Peaceful and a conducive environment in the middle of noisy, hectic day-to-day Port-au-Prince streets is where students are also seen on benches and along the paths, books open, intently studying.
“Our audience of Haitians and friends are happy that people care and that there are symposiums about these subjects,” says Brintle as she admits, “For a lot, they’re hearing about a particular issue for the first time.”
This year’s “Le Champs-de-Mars: A Public Sector to be Preserved Absolutely” focused on an area of Port-au-Prince that is a series of downtown parks split by wide boulevards, almost like the Washington Mall in function.

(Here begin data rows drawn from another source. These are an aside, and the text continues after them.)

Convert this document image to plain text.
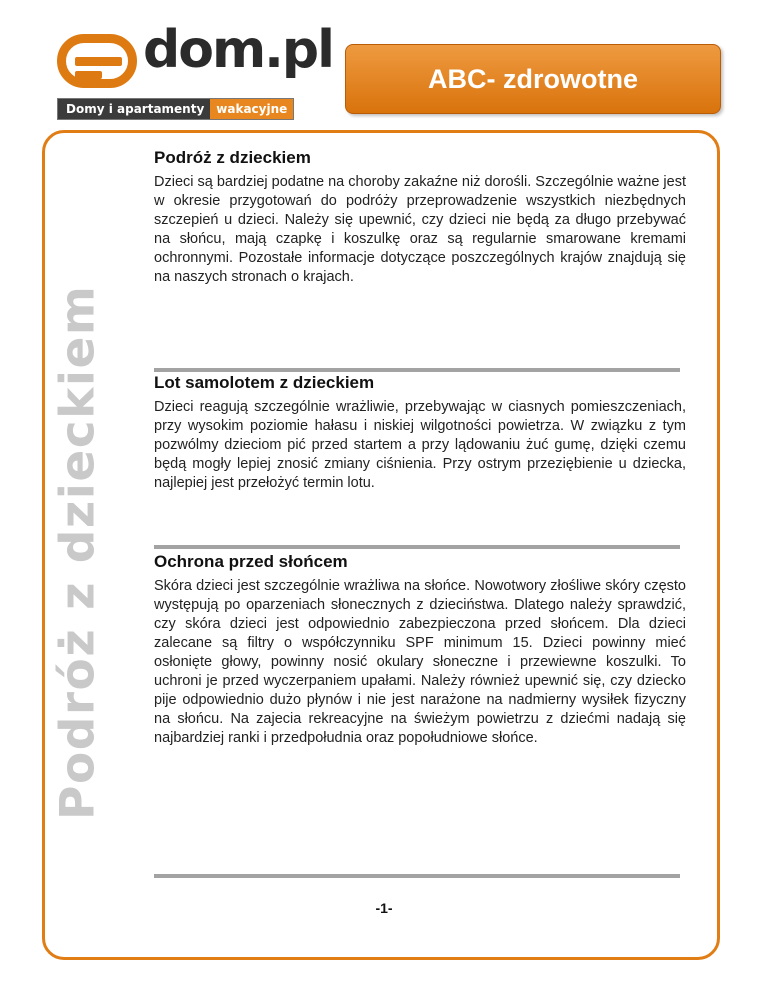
dom.pl
Domy i apartamenty	wakacyjne
ABC- zdrowotne
Podróż z dzieckiem
Podróż z dzieckiem

Dzieci są bardziej podatne na choroby zakaźne niż dorośli. Szczególnie ważne jest w okresie przygotowań do podróży przeprowadzenie wszystkich niezbędnych szczepień u dzieci. Należy się upewnić, czy dzieci nie będą za długo przebywać na słońcu, mają czapkę i koszulkę oraz są regularnie smarowane kremami ochronnymi. Pozostałe informacje dotyczące poszczególnych krajów znajdują się na naszych stronach o krajach.

Lot samolotem z dzieckiem

Dzieci reagują szczególnie wrażliwie, przebywając w ciasnych pomieszczeniach, przy wysokim poziomie hałasu i niskiej wilgotności powietrza. W związku z tym pozwólmy dzieciom pić przed startem a przy lądowaniu żuć gumę, dzięki czemu będą mogły lepiej znosić zmiany ciśnienia. Przy ostrym przeziębienie u dziecka, najlepiej jest przełożyć termin lotu.

Ochrona przed słońcem

Skóra dzieci jest szczególnie wrażliwa na słońce. Nowotwory złośliwe skóry często występują po oparzeniach słonecznych z dzieciństwa. Dlatego należy sprawdzić, czy skóra dzieci jest odpowiednio zabezpieczona przed słońcem. Dla dzieci zalecane są filtry o współczynniku SPF minimum 15. Dzieci powinny mieć osłonięte głowy, powinny nosić okulary słoneczne i przewiewne koszulki. To uchroni je przed wyczerpaniem upałami. Należy również upewnić się, czy dziecko pije odpowiednio dużo płynów i nie jest narażone na nadmierny wysiłek fizyczny na słońcu. Na zajecia rekreacyjne na świeżym powietrzu z dziećmi nadają się najbardziej ranki i przedpołudnia oraz popołudniowe słońce.

-1-
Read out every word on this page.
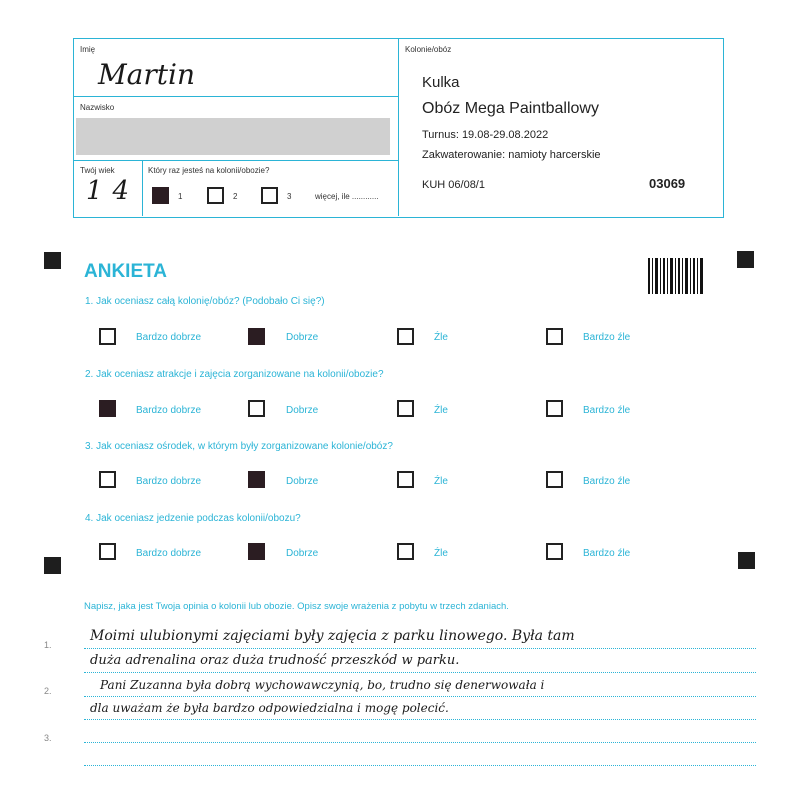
Imię
Martin
Nazwisko
Twój wiek
14
Który raz jesteś na kolonii/obozie?
1	2	3	więcej, ile ............
Kolonie/obóz
Kulka
Obóz Mega Paintballowy
Turnus: 19.08-29.08.2022
Zakwaterowanie: namioty harcerskie
KUH 06/08/1	03069
ANKIETA
1. Jak oceniasz całą kolonię/obóz? (Podobało Ci się?)
Bardzo dobrze	Dobrze	Źle	Bardzo źle
2. Jak oceniasz atrakcje i zajęcia zorganizowane na kolonii/obozie?
Bardzo dobrze	Dobrze	Źle	Bardzo źle
3. Jak oceniasz ośrodek, w którym były zorganizowane kolonie/obóz?
Bardzo dobrze	Dobrze	Źle	Bardzo źle
4. Jak oceniasz jedzenie podczas kolonii/obozu?
Bardzo dobrze	Dobrze	Źle	Bardzo źle
Napisz, jaka jest Twoja opinia o kolonii lub obozie. Opisz swoje wrażenia z pobytu w trzech zdaniach.
1.
2.
3.
Moimi ulubionymi zajęciami były zajęcia z parku linowego. Była tam
duża adrenalina oraz duża trudność przeszkód w parku.
Pani Zuzanna była dobrą wychowawczynią, bo, trudno się denerwowała i
dla uważam że była bardzo odpowiedzialna i mogę polecić.
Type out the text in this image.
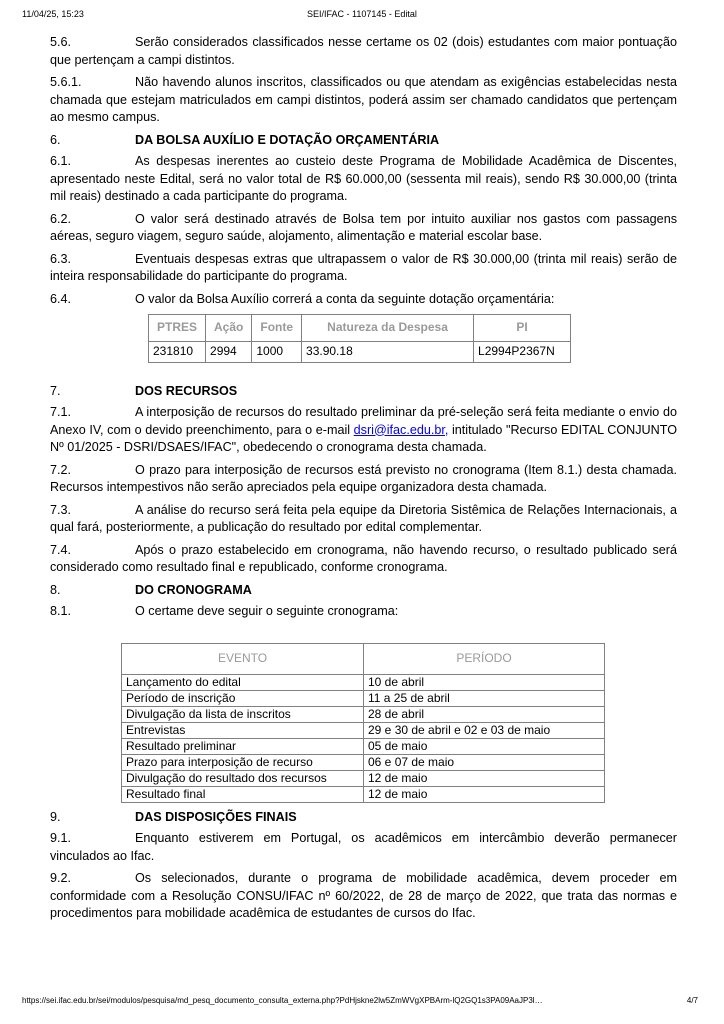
11/04/25, 15:23	SEI/IFAC - 1107145 - Edital

5.6.	Serão considerados classificados nesse certame os 02 (dois) estudantes com maior pontuação que pertençam a campi distintos.

5.6.1.	Não havendo alunos inscritos, classificados ou que atendam as exigências estabelecidas nesta chamada que estejam matriculados em campi distintos, poderá assim ser chamado candidatos que pertençam ao mesmo campus.

6.	DA BOLSA AUXÍLIO E DOTAÇÃO ORÇAMENTÁRIA

6.1.	As despesas inerentes ao custeio deste Programa de Mobilidade Acadêmica de Discentes, apresentado neste Edital, será no valor total de R$ 60.000,00 (sessenta mil reais), sendo R$ 30.000,00 (trinta mil reais) destinado a cada participante do programa.

6.2.	O valor será destinado através de Bolsa tem por intuito auxiliar nos gastos com passagens aéreas, seguro viagem, seguro saúde, alojamento, alimentação e material escolar base.

6.3.	Eventuais despesas extras que ultrapassem o valor de R$ 30.000,00 (trinta mil reais) serão de inteira responsabilidade do participante do programa.

6.4.	O valor da Bolsa Auxílio correrá a conta da seguinte dotação orçamentária:

PTRES	Ação	Fonte	Natureza da Despesa	PI
231810	2994	1000	33.90.18	L2994P2367N

7.	DOS RECURSOS

7.1.	A interposição de recursos do resultado preliminar da pré-seleção será feita mediante o envio do Anexo IV, com o devido preenchimento, para o e-mail dsri@ifac.edu.br, intitulado "Recurso EDITAL CONJUNTO Nº 01/2025 - DSRI/DSAES/IFAC", obedecendo o cronograma desta chamada.

7.2.	O prazo para interposição de recursos está previsto no cronograma (Item 8.1.) desta chamada. Recursos intempestivos não serão apreciados pela equipe organizadora desta chamada.

7.3.	A análise do recurso será feita pela equipe da Diretoria Sistêmica de Relações Internacionais, a qual fará, posteriormente, a publicação do resultado por edital complementar.

7.4.	Após o prazo estabelecido em cronograma, não havendo recurso, o resultado publicado será considerado como resultado final e republicado, conforme cronograma.

8.	DO CRONOGRAMA

8.1.	O certame deve seguir o seguinte cronograma:

EVENTO	PERÍODO
Lançamento do edital	10 de abril
Período de inscrição	11 a 25 de abril
Divulgação da lista de inscritos	28 de abril
Entrevistas	29 e 30 de abril e 02 e 03 de maio
Resultado preliminar	05 de maio
Prazo para interposição de recurso	06 e 07 de maio
Divulgação do resultado dos recursos	12 de maio
Resultado final	12 de maio

9.	DAS DISPOSIÇÕES FINAIS

9.1.	Enquanto estiverem em Portugal, os acadêmicos em intercâmbio deverão permanecer vinculados ao Ifac.

9.2.	Os selecionados, durante o programa de mobilidade acadêmica, devem proceder em conformidade com a Resolução CONSU/IFAC nº 60/2022, de 28 de março de 2022, que trata das normas e procedimentos para mobilidade acadêmica de estudantes de cursos do Ifac.

https://sei.ifac.edu.br/sei/modulos/pesquisa/md_pesq_documento_consulta_externa.php?PdHjskne2lw5ZmWVgXPBArm-lQ2GQ1s3PA09AaJP3l…	4/7
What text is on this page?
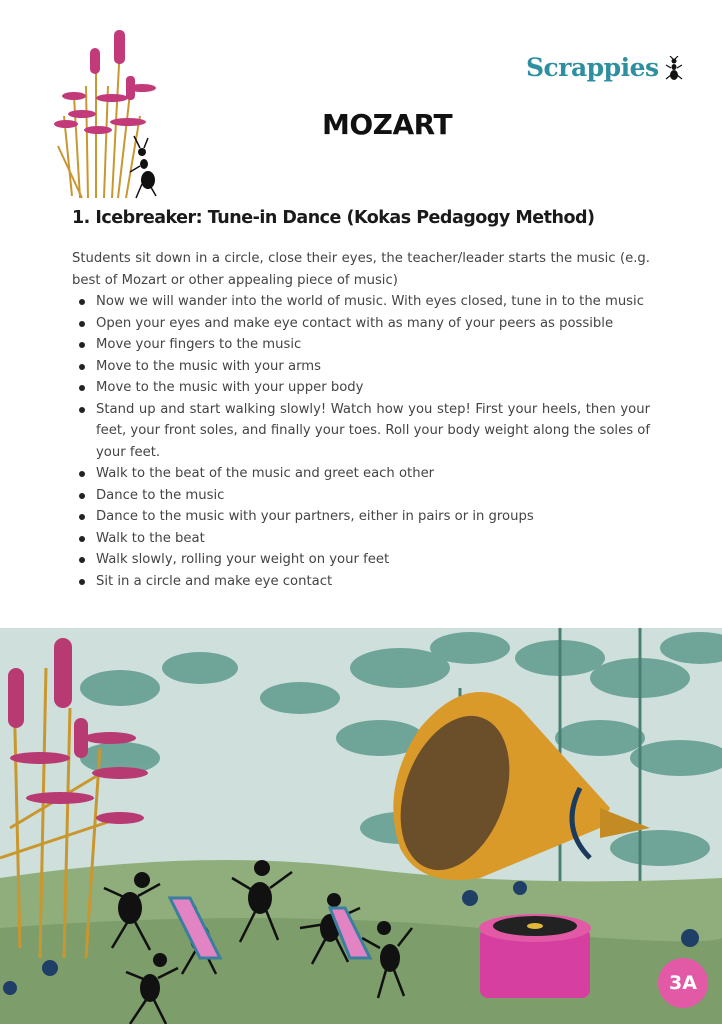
Scrappies
MOZART
1. Icebreaker: Tune-in Dance (Kokas Pedagogy Method)

Students sit down in a circle, close their eyes, the teacher/leader starts the music (e.g. best of Mozart or other appealing piece of music)

Now we will wander into the world of music. With eyes closed, tune in to the music
Open your eyes and make eye contact with as many of your peers as possible
Move your fingers to the music
Move to the music with your arms
Move to the music with your upper body
Stand up and start walking slowly! Watch how you step! First your heels, then your feet, your front soles, and finally your toes. Roll your body weight along the soles of your feet.
Walk to the beat of the music and greet each other
Dance to the music
Dance to the music with your partners, either in pairs or in groups
Walk to the beat
Walk slowly, rolling your weight on your feet
Sit in a circle and make eye contact
3A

There are also statues of Haiti’s founding fathers: Toussaint Louverture, Jean-Jacques Dessalines on horseback, Alexander Petion, and Henri Christophe, collectively known as Place des Héros de l’Independence (Place of the Heroes of Independence). It is also where the wonderful history museum Musee du Pantheon National Haitien is located and the site of the destroyed-by-earthquake demolished National Palace.
Artist and author George Patrick Gaspard spoke of how in his growing-up years Le Champs de Mars (Chanmas, in Haitian Creole) existed as a Sunday park of walking, congregating, children riding bicycles and breathing fresh air.
Patrick Durandis, Haiti’s Director General of the Institute of Saving the National Patrimony (ISPAN), cancelled at the last minute so the program became a general discussion with attendees of what needs to be done to restore the area to its former stature in Haiti’s urban life. Preservation is not fostered in the population of Haiti, says Brintle, on the need for education in this regard.
Also, during the afternoon, Haitian authors George Patrick Gaspard and Eddy Mesidor, caricaturist Castro Desroches, and poet Janie Bogart sold and signed their books.